Sin embargo, todo esto
no es nuevo. Hace ya unos cuantos años se produjo la misma historia con el caso
de los fondos reservados, célebres por el caso de los GAL. Fondos que escapaban
a la más mínima fiscalización y que por tanto podían, como de hecho fueron, ser
utilizados para acciones ilegales y de guerra sucia y, lo que es más doloroso, por
un estado democrático y de derecho. La férrea negativa del gobierno socialista
de Felipe González a dar las justificaciones más elementales sobre el destino
de dichos fondos cuando estalló el escándalo, fue quebrada por la voluntad de
los ciudadanos y supuso la condena de altos cargos de su gobierno. Fue un
triunfo de la sociedad sobre este tipo de actitudes autoritarias de los órganos
de gobierno.
Por tanto, es inasumible
desde cualquier punto de vista que, de nuevo, casi treinta años después,
vuelvan a producirse este tipo de hechos.
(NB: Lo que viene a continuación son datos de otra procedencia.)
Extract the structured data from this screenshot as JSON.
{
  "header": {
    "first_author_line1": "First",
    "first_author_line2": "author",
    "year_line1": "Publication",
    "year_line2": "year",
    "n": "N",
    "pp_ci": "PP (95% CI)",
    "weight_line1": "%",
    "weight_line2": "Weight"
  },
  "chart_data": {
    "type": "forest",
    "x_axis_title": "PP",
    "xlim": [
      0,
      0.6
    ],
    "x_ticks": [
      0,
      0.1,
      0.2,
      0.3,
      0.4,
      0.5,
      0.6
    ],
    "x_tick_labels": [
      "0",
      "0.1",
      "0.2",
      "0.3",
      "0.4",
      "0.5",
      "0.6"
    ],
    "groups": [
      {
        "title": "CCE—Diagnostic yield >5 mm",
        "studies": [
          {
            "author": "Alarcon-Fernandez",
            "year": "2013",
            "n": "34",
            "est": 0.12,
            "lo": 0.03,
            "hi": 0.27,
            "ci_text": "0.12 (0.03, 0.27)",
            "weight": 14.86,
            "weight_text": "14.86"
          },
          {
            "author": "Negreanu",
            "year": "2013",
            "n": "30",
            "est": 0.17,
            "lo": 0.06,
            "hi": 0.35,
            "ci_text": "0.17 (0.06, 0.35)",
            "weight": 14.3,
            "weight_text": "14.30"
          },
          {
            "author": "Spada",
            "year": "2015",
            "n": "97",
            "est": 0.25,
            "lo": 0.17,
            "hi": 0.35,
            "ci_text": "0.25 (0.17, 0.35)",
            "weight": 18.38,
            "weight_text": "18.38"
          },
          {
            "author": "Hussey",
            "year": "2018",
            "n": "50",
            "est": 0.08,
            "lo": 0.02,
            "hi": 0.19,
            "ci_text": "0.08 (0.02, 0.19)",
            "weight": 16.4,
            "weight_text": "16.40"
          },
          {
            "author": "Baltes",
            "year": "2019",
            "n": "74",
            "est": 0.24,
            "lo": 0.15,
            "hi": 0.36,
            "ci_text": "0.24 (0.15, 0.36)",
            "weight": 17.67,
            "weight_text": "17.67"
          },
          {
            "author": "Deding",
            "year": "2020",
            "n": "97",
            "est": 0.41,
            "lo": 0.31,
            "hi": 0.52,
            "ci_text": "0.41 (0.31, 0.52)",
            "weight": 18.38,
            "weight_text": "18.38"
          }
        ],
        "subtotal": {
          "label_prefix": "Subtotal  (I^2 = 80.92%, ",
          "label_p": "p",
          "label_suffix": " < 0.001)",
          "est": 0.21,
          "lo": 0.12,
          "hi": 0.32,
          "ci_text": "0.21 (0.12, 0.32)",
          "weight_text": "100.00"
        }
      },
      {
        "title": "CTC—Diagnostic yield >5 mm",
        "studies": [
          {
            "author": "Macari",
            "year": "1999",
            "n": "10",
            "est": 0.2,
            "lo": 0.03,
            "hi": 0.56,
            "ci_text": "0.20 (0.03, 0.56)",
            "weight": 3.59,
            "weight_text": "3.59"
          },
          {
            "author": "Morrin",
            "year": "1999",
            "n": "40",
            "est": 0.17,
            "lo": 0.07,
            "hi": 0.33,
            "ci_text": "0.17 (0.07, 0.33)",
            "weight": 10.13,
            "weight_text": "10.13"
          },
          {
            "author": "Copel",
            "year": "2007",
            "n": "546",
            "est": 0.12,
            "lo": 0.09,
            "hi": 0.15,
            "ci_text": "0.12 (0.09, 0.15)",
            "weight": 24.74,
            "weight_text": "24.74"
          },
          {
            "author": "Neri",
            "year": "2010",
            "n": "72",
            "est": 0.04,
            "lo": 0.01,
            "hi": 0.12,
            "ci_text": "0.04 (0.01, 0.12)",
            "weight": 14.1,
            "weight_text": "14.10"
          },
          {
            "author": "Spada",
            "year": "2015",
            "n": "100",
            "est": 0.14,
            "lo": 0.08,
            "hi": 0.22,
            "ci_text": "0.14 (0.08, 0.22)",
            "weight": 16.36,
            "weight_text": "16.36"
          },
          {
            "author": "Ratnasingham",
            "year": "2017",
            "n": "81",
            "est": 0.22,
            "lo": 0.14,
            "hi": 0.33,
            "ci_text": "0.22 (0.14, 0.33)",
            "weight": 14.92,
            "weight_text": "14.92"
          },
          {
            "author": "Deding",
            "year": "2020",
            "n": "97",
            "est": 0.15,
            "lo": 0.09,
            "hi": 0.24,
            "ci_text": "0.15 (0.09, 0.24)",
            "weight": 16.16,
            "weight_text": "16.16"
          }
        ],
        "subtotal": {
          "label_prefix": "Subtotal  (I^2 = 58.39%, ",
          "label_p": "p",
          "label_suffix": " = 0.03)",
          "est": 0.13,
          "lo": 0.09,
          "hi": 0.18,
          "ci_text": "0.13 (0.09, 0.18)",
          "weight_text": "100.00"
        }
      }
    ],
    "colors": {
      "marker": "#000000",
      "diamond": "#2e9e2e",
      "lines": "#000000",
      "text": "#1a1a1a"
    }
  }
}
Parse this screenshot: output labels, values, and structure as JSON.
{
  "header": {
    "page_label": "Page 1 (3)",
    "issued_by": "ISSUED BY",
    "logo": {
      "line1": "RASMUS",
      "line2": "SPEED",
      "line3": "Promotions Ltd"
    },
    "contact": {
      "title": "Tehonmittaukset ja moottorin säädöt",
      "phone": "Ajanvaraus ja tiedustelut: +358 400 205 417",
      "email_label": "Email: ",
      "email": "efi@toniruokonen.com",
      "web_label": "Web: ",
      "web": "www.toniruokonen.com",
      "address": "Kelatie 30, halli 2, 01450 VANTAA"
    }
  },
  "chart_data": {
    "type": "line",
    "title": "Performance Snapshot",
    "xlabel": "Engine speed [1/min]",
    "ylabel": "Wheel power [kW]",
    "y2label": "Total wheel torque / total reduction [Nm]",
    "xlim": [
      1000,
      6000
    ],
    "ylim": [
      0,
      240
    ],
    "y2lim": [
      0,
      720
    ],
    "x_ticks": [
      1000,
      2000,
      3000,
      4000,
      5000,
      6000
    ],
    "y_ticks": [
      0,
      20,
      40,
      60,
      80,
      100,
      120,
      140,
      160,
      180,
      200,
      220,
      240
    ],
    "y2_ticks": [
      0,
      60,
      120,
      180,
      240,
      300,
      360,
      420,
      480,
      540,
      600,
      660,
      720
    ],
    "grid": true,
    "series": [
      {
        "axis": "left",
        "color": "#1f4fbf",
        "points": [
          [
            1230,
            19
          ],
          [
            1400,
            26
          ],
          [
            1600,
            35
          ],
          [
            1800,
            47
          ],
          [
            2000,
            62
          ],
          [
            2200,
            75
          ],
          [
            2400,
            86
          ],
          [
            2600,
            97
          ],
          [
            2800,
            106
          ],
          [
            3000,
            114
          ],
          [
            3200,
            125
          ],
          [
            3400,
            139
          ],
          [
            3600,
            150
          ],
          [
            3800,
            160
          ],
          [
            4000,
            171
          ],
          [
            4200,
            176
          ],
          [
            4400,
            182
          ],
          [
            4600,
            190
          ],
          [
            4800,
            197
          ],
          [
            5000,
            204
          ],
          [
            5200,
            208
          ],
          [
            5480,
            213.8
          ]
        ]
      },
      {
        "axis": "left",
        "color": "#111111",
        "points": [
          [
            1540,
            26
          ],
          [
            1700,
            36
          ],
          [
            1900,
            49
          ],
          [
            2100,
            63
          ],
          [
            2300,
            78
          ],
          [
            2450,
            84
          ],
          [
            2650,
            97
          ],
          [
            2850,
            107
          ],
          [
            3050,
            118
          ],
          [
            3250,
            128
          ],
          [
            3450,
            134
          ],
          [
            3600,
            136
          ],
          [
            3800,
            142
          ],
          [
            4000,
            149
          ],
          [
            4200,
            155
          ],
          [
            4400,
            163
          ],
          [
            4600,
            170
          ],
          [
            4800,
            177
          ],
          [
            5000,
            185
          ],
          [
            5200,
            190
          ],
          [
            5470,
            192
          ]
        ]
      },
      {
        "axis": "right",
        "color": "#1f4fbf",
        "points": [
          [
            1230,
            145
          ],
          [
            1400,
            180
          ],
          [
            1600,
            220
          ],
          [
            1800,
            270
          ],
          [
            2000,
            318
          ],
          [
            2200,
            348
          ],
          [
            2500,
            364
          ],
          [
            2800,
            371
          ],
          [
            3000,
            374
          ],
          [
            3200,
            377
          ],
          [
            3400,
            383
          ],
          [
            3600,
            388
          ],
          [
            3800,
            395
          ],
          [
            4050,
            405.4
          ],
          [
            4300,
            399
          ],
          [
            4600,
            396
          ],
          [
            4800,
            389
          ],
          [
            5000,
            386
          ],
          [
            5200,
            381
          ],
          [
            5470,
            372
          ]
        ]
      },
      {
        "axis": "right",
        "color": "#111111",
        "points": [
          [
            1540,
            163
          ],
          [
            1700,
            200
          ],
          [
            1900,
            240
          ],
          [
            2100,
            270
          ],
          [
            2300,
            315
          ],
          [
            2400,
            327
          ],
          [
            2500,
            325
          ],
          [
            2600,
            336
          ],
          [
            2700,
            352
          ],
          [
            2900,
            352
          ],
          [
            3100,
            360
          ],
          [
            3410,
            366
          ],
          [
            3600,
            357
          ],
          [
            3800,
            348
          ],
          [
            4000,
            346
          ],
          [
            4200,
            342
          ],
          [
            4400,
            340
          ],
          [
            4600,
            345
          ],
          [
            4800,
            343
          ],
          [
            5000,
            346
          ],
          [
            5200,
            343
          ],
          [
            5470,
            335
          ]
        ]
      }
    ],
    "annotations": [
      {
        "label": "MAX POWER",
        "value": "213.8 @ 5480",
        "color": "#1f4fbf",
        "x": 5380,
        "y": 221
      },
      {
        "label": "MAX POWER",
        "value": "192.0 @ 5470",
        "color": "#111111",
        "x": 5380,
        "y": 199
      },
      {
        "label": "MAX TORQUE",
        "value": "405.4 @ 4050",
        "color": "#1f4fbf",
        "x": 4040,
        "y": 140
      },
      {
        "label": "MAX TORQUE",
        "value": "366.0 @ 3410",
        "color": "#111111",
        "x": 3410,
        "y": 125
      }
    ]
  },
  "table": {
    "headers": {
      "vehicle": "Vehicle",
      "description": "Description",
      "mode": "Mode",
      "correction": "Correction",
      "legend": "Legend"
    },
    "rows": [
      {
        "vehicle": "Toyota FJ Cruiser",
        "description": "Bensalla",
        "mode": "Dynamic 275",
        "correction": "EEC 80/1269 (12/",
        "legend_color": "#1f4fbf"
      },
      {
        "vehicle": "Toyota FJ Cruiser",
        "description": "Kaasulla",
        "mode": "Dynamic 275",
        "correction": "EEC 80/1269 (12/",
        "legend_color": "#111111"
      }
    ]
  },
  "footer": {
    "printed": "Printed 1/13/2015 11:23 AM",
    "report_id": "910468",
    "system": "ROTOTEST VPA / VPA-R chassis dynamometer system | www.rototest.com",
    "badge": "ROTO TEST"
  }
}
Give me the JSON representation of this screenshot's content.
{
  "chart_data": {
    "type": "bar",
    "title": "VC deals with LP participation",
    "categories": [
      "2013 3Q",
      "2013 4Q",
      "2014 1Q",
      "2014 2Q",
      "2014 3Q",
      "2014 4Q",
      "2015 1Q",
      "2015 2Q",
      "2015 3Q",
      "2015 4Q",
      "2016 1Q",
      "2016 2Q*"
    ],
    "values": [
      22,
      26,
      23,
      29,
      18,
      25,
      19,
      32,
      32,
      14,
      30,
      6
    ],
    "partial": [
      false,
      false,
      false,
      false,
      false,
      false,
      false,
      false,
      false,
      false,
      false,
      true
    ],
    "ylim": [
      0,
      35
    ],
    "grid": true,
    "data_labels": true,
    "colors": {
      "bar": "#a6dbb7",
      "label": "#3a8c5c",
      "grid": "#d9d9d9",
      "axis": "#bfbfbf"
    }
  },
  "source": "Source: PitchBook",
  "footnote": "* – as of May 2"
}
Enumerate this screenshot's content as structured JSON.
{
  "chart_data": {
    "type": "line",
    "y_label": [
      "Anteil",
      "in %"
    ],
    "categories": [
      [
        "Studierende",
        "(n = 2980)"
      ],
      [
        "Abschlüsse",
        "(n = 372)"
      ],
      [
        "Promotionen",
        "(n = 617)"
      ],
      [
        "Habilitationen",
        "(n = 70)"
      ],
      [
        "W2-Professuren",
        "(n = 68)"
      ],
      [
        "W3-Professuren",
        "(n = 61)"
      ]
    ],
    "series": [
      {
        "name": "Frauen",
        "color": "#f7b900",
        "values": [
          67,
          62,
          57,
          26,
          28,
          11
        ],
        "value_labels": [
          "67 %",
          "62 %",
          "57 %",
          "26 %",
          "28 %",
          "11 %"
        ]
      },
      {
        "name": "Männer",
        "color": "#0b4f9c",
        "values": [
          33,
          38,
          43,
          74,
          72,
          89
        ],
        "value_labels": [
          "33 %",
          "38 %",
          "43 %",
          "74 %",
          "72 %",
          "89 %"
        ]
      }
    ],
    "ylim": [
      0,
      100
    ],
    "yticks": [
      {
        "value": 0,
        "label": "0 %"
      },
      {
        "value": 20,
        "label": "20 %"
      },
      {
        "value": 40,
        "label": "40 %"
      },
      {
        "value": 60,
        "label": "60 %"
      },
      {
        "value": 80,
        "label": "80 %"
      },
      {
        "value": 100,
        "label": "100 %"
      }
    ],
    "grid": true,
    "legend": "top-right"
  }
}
Debe exigirse desde todos los ámbitos
sociales y de comunicación las explicaciones pertinentes y de manera continuada
para que el caso no caiga en el olvido. Y en caso de seguir con su contumaz
silencio, pedir la dimisión inmediata de este señor y su cohorte de aduladores,
que prefieren vivir en la ignorancia, y del fiscal que ha tenido a bien aceptar
la postura oscurantista de este señor, degradando su puesto al de mero
sirviente del poder en lugar de ser la avanzadilla de los derechos de los
ciudadanos que le pagan. Porque al final va tener razón el ex alcalde de Jerez
de la Frontera, Pedro Pacheco, cuando declaró, allá por el año ochenta y cinco:
“la justicia en España es un cachondeo”. Grave y triste cachondeo, diría yo.